The Miser. The only one in this collection I had read before (and re-read in this collection), is a classic, Harpagon is a miser, trying to organize his life—and family’s—to maximize money while his children are trying to thwart him with their pursuit of love. Mistaken identities, misunderstandings, tricks abound.
The Would Be Gentleman. I was particularly excited to read this because I loved the 2007 film Molière and only after reading this realized much of it was a retelling of this play but putting Moliére into it as a character with a mixture of Tartuffe and The School for Husband and many more. An idiotic nouveau riche hires a series of tutors so he can woo a woman who has no interest him, he is betrayed by all.

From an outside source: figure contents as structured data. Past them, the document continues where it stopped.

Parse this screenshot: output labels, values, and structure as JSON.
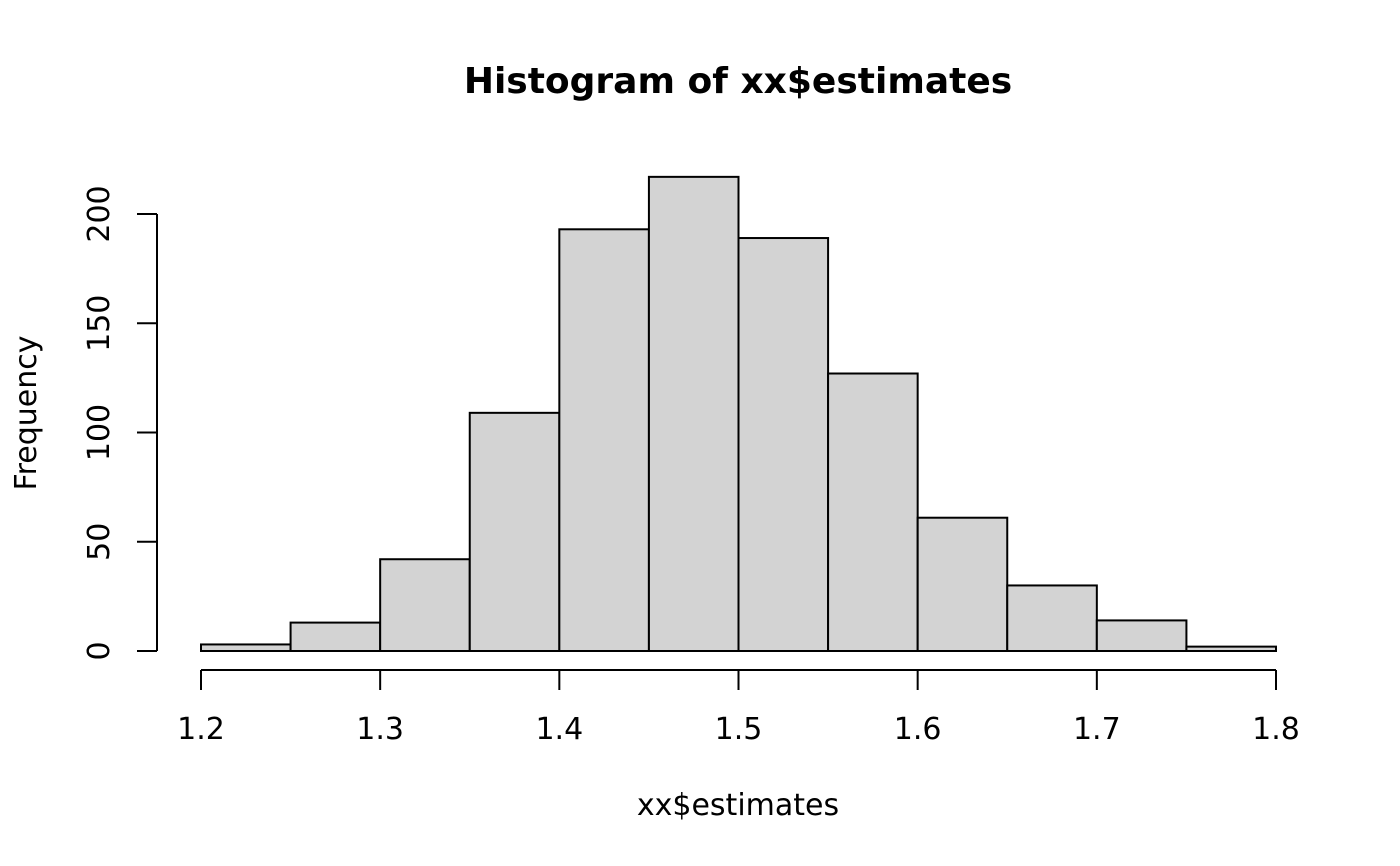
{
  "chart_data": {
    "type": "bar",
    "title": "Histogram of xx$estimates",
    "xlabel": "xx$estimates",
    "ylabel": "Frequency",
    "bin_edges": [
      1.2,
      1.25,
      1.3,
      1.35,
      1.4,
      1.45,
      1.5,
      1.55,
      1.6,
      1.65,
      1.7,
      1.75,
      1.8
    ],
    "values": [
      3,
      13,
      42,
      109,
      193,
      217,
      189,
      127,
      61,
      30,
      14,
      2
    ],
    "x_ticks": [
      "1.2",
      "1.3",
      "1.4",
      "1.5",
      "1.6",
      "1.7",
      "1.8"
    ],
    "x_tick_values": [
      1.2,
      1.3,
      1.4,
      1.5,
      1.6,
      1.7,
      1.8
    ],
    "y_ticks": [
      "0",
      "50",
      "100",
      "150",
      "200"
    ],
    "y_tick_values": [
      0,
      50,
      100,
      150,
      200
    ],
    "xlim": [
      1.2,
      1.8
    ],
    "ylim": [
      0,
      217
    ],
    "grid": false,
    "colors": {
      "bar_fill": "#d3d3d3",
      "bar_stroke": "#000000"
    }
  }
}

In some ways it is really silly and rather than a satire of class/aristocracy in many ways reinforces it and criticizes someone for trying to change the existing order. But still fun.
Scapin the Schemer. Clever servant, sons who want to marry for love, fathers focused on money, I actually didn’t love this one nearly as much as I wanted to—it felt like I had read a lot of it before and it did not add anything distinctive.
And now I’ve read (and in many cases re-read) every Molière play that is currently in print in English. There are a few more in the Delphi Classics complete collection on Kindle that are probably both lower quality plays and lower quality translations. But as an inveterate completist I might get to them one day.